А потом все расплылось, и слиплись глаза, и возникла, иссиня-черна, в белых искорках звездных - небес полоса между крышей и краем окна. Я тряхнул головой, чтоб вернуть воронье и встречающий утро экспресс, но реальным осталось мерцанье ее на поверхности век и небес.
Я проспал, опоздал, но не все ли равно? - только пусть он останется жив, пусть он ест колбасу или смотрит в окно, мягкой замшею трет объектив, едет дальше один, проклиная меня, обсуждает с соседом средства, только пусть он дотянет до места и дня, только... кругом пошла голова.
Я ведь помню: попутчик, печален и горд, утверждал, что согнул их в дугу, я могу ведь по клеточке вспомнить кроссворд... нет, наверно, почти что могу. А потом... может, так и выходят они из-под опытных рук мастеров: на обратном пути через ночи и дни из глухих параллельных миров...
Cын угрюмо берет за аккордом аккорд.

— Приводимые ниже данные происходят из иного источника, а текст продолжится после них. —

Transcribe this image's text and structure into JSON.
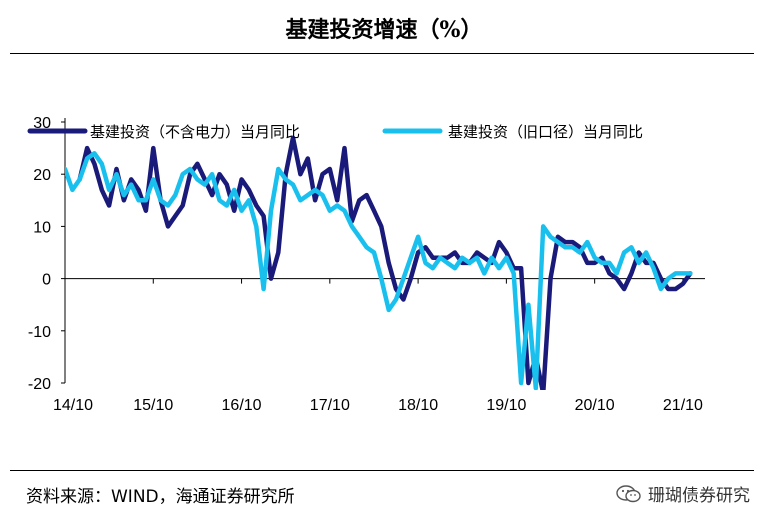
{
  "header": {
    "title": "基建投资增速（%）"
  },
  "footer": {
    "source": "资料来源：WIND，海通证券研究所",
    "watermark": "珊瑚债券研究"
  },
  "colors": {
    "series1": "#1a1a7a",
    "series2": "#19c0ee"
  },
  "chart_data": {
    "type": "line",
    "title": "基建投资增速（%）",
    "xlabel": "",
    "ylabel": "",
    "ylim": [
      -20,
      30
    ],
    "yticks": [
      30,
      20,
      10,
      0,
      -10,
      -20
    ],
    "xticks": [
      "14/10",
      "15/10",
      "16/10",
      "17/10",
      "18/10",
      "19/10",
      "20/10",
      "21/10"
    ],
    "legend_position": "top",
    "x_unit": "months since 14/10",
    "series": [
      {
        "name": "基建投资（不含电力）当月同比",
        "color": "#1a1a7a",
        "points": [
          [
            2,
            19
          ],
          [
            3,
            25
          ],
          [
            4,
            22
          ],
          [
            5,
            17
          ],
          [
            6,
            14
          ],
          [
            7,
            21
          ],
          [
            8,
            15
          ],
          [
            9,
            19
          ],
          [
            10,
            17
          ],
          [
            11,
            13
          ],
          [
            12,
            25
          ],
          [
            13,
            15
          ],
          [
            14,
            10
          ],
          [
            15,
            12
          ],
          [
            16,
            14
          ],
          [
            17,
            20
          ],
          [
            18,
            22
          ],
          [
            19,
            19
          ],
          [
            20,
            16
          ],
          [
            21,
            20
          ],
          [
            22,
            18
          ],
          [
            23,
            13
          ],
          [
            24,
            19
          ],
          [
            25,
            17
          ],
          [
            26,
            14
          ],
          [
            27,
            12
          ],
          [
            28,
            0
          ],
          [
            29,
            5
          ],
          [
            30,
            20
          ],
          [
            31,
            27
          ],
          [
            32,
            20
          ],
          [
            33,
            23
          ],
          [
            34,
            15
          ],
          [
            35,
            20
          ],
          [
            36,
            21
          ],
          [
            37,
            15
          ],
          [
            38,
            25
          ],
          [
            39,
            11
          ],
          [
            40,
            15
          ],
          [
            41,
            16
          ],
          [
            42,
            13
          ],
          [
            43,
            10
          ],
          [
            44,
            3
          ],
          [
            45,
            -2
          ],
          [
            46,
            -4
          ],
          [
            47,
            0
          ],
          [
            48,
            5
          ],
          [
            49,
            6
          ],
          [
            50,
            4
          ],
          [
            51,
            4
          ],
          [
            52,
            4
          ],
          [
            53,
            5
          ],
          [
            54,
            3
          ],
          [
            55,
            3
          ],
          [
            56,
            5
          ],
          [
            57,
            4
          ],
          [
            58,
            3
          ],
          [
            59,
            7
          ],
          [
            60,
            5
          ],
          [
            61,
            2
          ],
          [
            62,
            2
          ],
          [
            63,
            -20
          ],
          [
            64,
            -15
          ],
          [
            65,
            -22
          ],
          [
            66,
            0
          ],
          [
            67,
            8
          ],
          [
            68,
            7
          ],
          [
            69,
            7
          ],
          [
            70,
            6
          ],
          [
            71,
            3
          ],
          [
            72,
            3
          ],
          [
            73,
            4
          ],
          [
            74,
            1
          ],
          [
            75,
            0
          ],
          [
            76,
            -2
          ],
          [
            77,
            1
          ],
          [
            78,
            5
          ],
          [
            79,
            3
          ],
          [
            80,
            3
          ],
          [
            81,
            0
          ],
          [
            82,
            -2
          ],
          [
            83,
            -2
          ],
          [
            84,
            -1
          ],
          [
            85,
            1
          ]
        ]
      },
      {
        "name": "基建投资（旧口径）当月同比",
        "color": "#19c0ee",
        "points": [
          [
            0,
            21
          ],
          [
            1,
            17
          ],
          [
            2,
            19
          ],
          [
            3,
            23
          ],
          [
            4,
            24
          ],
          [
            5,
            22
          ],
          [
            6,
            17
          ],
          [
            7,
            20
          ],
          [
            8,
            16
          ],
          [
            9,
            18
          ],
          [
            10,
            15
          ],
          [
            11,
            15
          ],
          [
            12,
            19
          ],
          [
            13,
            15
          ],
          [
            14,
            14
          ],
          [
            15,
            16
          ],
          [
            16,
            20
          ],
          [
            17,
            21
          ],
          [
            18,
            19
          ],
          [
            19,
            18
          ],
          [
            20,
            20
          ],
          [
            21,
            15
          ],
          [
            22,
            14
          ],
          [
            23,
            17
          ],
          [
            24,
            13
          ],
          [
            25,
            15
          ],
          [
            26,
            10
          ],
          [
            27,
            -2
          ],
          [
            28,
            13
          ],
          [
            29,
            21
          ],
          [
            30,
            19
          ],
          [
            31,
            18
          ],
          [
            32,
            15
          ],
          [
            33,
            16
          ],
          [
            34,
            17
          ],
          [
            35,
            16
          ],
          [
            36,
            13
          ],
          [
            37,
            14
          ],
          [
            38,
            13
          ],
          [
            39,
            10
          ],
          [
            40,
            8
          ],
          [
            41,
            6
          ],
          [
            42,
            5
          ],
          [
            43,
            0
          ],
          [
            44,
            -6
          ],
          [
            45,
            -4
          ],
          [
            46,
            0
          ],
          [
            47,
            4
          ],
          [
            48,
            8
          ],
          [
            49,
            3
          ],
          [
            50,
            2
          ],
          [
            51,
            4
          ],
          [
            52,
            3
          ],
          [
            53,
            2
          ],
          [
            54,
            4
          ],
          [
            55,
            3
          ],
          [
            56,
            4
          ],
          [
            57,
            1
          ],
          [
            58,
            4
          ],
          [
            59,
            2
          ],
          [
            60,
            4
          ],
          [
            61,
            1
          ],
          [
            62,
            -20
          ],
          [
            63,
            -5
          ],
          [
            64,
            -21
          ],
          [
            65,
            10
          ],
          [
            66,
            8
          ],
          [
            67,
            7
          ],
          [
            68,
            6
          ],
          [
            69,
            6
          ],
          [
            70,
            5
          ],
          [
            71,
            7
          ],
          [
            72,
            4
          ],
          [
            73,
            3
          ],
          [
            74,
            3
          ],
          [
            75,
            1
          ],
          [
            76,
            5
          ],
          [
            77,
            6
          ],
          [
            78,
            3
          ],
          [
            79,
            5
          ],
          [
            80,
            2
          ],
          [
            81,
            -2
          ],
          [
            82,
            0
          ],
          [
            83,
            1
          ],
          [
            84,
            1
          ],
          [
            85,
            1
          ]
        ]
      }
    ]
  }
}
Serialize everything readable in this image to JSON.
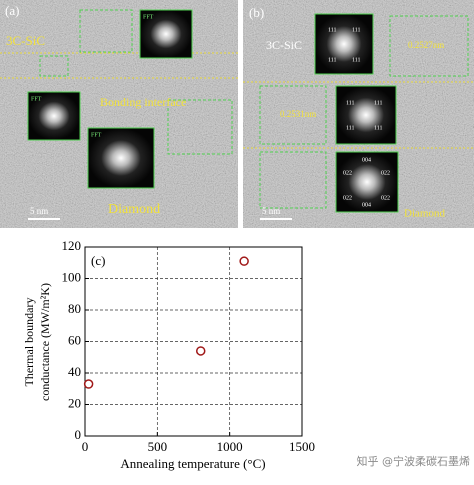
{
  "panels": {
    "a": {
      "label": "(a)",
      "top_layer": "3C-SiC",
      "fft": [
        "FFT",
        "FFT",
        "FFT"
      ],
      "interface": "Bonding interface",
      "scale": "5 nm",
      "bottom_layer": "Diamond"
    },
    "b": {
      "label": "(b)",
      "top_layer": "3C-SiC",
      "spacing_top": "0.2527nm",
      "spacing_mid": "0.2531nm",
      "top_fft_indices": [
        "111",
        "111",
        "111",
        "111"
      ],
      "mid_fft_indices": [
        "111",
        "111",
        "111",
        "111"
      ],
      "bottom_fft_indices": [
        "004",
        "022",
        "022",
        "022",
        "022",
        "004"
      ],
      "scale": "5 nm",
      "bottom_layer": "Diamond"
    }
  },
  "chart_data": {
    "type": "scatter",
    "panel_label": "(c)",
    "x_label": "Annealing temperature (°C)",
    "y_label": [
      "Thermal boundary",
      "conductance (MW/m²K)"
    ],
    "x": [
      25,
      800,
      1100
    ],
    "values": [
      33,
      54,
      111
    ],
    "color": "#a01818",
    "xlim": [
      0,
      1500
    ],
    "ylim": [
      0,
      120
    ],
    "xticks": [
      0,
      500,
      1000,
      1500
    ],
    "yticks": [
      0,
      20,
      40,
      60,
      80,
      100,
      120
    ],
    "grid": true
  },
  "watermark": "知乎 @宁波柔碳石墨烯"
}
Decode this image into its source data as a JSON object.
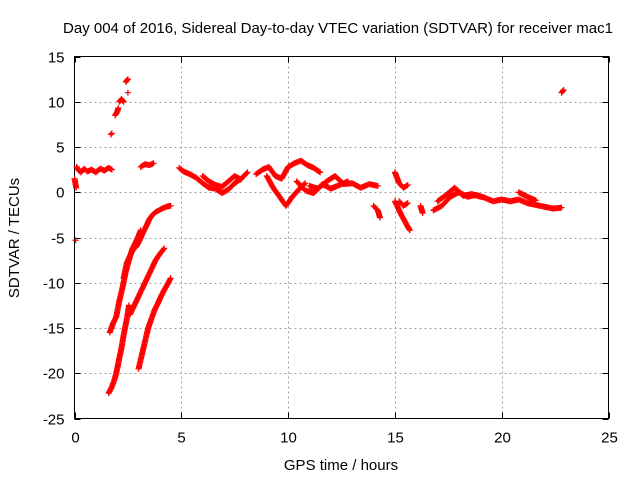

Мелят время стенные часы. Мастер смотрит в пространство - и видит кроссворд сквозь стакан и ломоть колбасы. Снова почерк чужой по слогам разбирать, придавая значенья словам (ироничная дочь ироничную мать приглашает к раскрытым дверям). А назавтра редактор наденет очки, все проверит по несколько раз, усмехнется и скажет: "Ну вы и ловки! Как же это выходит у вас?" Ну а мастер упрется глазами в паркет и редактору, словно врагу, на дежурный вопрос вновь ответит: "Секрет - а точнее сказать не могу".